Production of creatine in a body is closely connected to methionine cycle where guanidinoacetate (GAA) is in a final step methylated from S-adenosylmethionine (SAM). Increased availability of SAM for phosphatidylcholine (PC) and sarcosine synthesis can potentially stimulate endogenous production of betaine (aka trimethyl-glycine or TMG) a thus methylation of homocysteine (HCy) to form methionine.

NOTE: This is part of what we have been callling the methylation cycle.

Our subject was methylenetetrahydrofolate reductase (MTHFR) 677TT homozygote (two MHTFR C677T SNPs). Creatine lowered the subject's plasma homocysteine from 33.3 micromol/l to 17.1 micromol/l following one-month creatine supplementation (5 g/day). This is the opposite to 677CC (no mutation) and CT (single SNP) genotypes whose plasma homocysteine levels tended to increase (but remain in normal ranges) with creatine supplementation.
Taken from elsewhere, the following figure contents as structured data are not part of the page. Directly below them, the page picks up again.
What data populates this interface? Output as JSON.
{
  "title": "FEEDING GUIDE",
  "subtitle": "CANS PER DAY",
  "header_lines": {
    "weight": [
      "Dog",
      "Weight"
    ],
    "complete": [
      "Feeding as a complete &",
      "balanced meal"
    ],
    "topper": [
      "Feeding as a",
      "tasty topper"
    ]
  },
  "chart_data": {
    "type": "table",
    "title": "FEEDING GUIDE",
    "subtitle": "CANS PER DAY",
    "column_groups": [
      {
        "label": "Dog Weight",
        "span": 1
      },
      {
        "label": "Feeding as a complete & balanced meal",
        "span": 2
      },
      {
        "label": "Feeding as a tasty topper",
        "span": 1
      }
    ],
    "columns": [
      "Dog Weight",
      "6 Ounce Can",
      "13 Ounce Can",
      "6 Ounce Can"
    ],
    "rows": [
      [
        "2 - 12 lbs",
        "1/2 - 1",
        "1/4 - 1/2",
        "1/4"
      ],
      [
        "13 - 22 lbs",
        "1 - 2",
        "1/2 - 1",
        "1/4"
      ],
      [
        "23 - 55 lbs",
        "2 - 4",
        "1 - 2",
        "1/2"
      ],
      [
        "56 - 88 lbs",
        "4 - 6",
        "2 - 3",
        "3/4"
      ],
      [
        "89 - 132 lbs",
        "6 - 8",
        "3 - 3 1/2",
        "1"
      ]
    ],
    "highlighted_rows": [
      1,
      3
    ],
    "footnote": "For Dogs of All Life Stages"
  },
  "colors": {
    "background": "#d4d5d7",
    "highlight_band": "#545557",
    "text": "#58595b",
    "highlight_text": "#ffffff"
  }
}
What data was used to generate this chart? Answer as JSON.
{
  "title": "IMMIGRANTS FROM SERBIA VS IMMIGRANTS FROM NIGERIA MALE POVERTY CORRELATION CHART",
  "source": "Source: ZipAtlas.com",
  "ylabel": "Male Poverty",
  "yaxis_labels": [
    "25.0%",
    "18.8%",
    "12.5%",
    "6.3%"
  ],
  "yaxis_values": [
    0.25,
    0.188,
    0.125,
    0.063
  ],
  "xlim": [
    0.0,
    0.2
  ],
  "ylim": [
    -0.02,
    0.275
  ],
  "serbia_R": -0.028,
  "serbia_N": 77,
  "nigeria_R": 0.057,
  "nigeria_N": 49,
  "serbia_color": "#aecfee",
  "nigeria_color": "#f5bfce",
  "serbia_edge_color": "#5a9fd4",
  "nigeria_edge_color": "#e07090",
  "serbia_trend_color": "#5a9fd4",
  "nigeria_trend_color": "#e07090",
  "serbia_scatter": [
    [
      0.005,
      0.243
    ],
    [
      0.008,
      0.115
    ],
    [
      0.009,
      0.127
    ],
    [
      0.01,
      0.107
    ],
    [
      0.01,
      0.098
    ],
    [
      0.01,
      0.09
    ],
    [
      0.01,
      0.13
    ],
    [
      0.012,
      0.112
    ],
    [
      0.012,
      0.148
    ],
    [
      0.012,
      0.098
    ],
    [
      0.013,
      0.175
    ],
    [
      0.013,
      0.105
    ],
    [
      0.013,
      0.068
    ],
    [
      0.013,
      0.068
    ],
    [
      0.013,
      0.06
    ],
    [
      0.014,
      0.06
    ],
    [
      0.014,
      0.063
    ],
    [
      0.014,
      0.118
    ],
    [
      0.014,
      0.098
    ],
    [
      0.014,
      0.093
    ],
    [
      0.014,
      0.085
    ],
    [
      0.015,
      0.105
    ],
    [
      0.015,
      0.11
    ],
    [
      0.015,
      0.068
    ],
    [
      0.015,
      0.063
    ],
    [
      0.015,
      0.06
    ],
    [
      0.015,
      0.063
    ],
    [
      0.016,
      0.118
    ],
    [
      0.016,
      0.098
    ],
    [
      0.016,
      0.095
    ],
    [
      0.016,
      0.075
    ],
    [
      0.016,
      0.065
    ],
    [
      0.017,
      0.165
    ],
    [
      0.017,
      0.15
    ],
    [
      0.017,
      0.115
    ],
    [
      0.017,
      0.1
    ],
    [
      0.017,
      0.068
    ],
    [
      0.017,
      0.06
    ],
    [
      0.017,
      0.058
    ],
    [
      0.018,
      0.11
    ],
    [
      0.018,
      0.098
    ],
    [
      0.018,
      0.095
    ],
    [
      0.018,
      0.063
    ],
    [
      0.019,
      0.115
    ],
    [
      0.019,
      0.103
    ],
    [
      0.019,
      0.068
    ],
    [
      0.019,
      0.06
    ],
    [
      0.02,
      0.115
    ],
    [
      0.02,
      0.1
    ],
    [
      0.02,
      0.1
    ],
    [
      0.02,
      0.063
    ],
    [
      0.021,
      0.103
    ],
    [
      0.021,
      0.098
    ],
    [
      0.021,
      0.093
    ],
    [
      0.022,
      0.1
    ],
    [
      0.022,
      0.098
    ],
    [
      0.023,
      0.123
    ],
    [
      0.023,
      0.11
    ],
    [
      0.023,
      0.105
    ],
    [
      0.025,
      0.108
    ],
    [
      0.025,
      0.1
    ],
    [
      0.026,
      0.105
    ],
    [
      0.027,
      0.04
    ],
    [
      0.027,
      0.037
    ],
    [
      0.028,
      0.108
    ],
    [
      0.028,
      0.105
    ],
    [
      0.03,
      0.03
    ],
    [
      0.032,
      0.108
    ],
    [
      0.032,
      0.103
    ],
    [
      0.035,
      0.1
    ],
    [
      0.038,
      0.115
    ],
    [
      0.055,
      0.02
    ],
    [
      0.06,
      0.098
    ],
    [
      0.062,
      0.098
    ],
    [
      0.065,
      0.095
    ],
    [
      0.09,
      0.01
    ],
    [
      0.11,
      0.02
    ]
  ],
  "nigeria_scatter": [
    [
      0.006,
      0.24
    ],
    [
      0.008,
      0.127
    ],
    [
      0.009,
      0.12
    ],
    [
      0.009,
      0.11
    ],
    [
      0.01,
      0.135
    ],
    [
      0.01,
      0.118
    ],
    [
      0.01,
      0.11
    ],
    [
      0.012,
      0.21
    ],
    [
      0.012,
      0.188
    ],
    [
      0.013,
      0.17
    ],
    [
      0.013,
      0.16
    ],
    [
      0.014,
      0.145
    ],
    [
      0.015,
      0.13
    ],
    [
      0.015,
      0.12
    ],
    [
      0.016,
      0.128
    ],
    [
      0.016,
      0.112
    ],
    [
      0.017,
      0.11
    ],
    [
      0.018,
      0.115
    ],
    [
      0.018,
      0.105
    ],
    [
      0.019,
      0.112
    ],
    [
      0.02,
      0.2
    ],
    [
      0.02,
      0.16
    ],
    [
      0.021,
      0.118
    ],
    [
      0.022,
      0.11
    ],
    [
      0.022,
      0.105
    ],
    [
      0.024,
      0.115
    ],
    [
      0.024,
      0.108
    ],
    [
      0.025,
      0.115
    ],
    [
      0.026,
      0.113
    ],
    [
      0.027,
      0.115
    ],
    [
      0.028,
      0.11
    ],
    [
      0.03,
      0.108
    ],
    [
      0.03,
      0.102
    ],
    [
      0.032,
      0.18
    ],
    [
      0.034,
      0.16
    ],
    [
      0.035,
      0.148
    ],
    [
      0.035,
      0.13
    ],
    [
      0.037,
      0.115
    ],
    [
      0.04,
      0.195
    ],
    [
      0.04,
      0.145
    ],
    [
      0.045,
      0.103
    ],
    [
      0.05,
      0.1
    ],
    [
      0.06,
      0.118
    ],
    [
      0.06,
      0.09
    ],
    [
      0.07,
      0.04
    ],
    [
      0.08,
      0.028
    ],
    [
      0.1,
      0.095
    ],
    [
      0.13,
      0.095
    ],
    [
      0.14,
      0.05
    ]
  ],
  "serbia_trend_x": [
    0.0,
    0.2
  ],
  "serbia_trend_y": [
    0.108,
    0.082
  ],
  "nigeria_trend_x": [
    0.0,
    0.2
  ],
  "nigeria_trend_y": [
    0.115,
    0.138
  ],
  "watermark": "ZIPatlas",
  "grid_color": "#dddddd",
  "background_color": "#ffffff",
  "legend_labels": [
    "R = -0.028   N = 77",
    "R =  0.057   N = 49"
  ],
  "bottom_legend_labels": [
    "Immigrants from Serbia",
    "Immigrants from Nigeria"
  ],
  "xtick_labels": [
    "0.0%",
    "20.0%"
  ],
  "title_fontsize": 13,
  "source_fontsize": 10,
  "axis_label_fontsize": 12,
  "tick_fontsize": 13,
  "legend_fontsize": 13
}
We suppose that creatine supplementation stimulates pathways leading to production of sarcosine which can serve to regenerate tetrahydrofolate (THF) to form 5,10-methylene-THF. This could potentially increase MTHFR enzyme activity which may later result in increased homocysteine methylation (forming methionine and thus lowering plasma homocysteine).

Conclusion:

Creatine supplementation significantly affects metabolism of one carbon units* and potentially lower body´s demands for methyl groups. This could be beneficial as in the case of reduced enzyme activity such as MTHFR 677C/T polymorphism.

* one carbon metabolism refers to what we are calling the methylation cycle. Methyl groups are one carbon units (CH₃).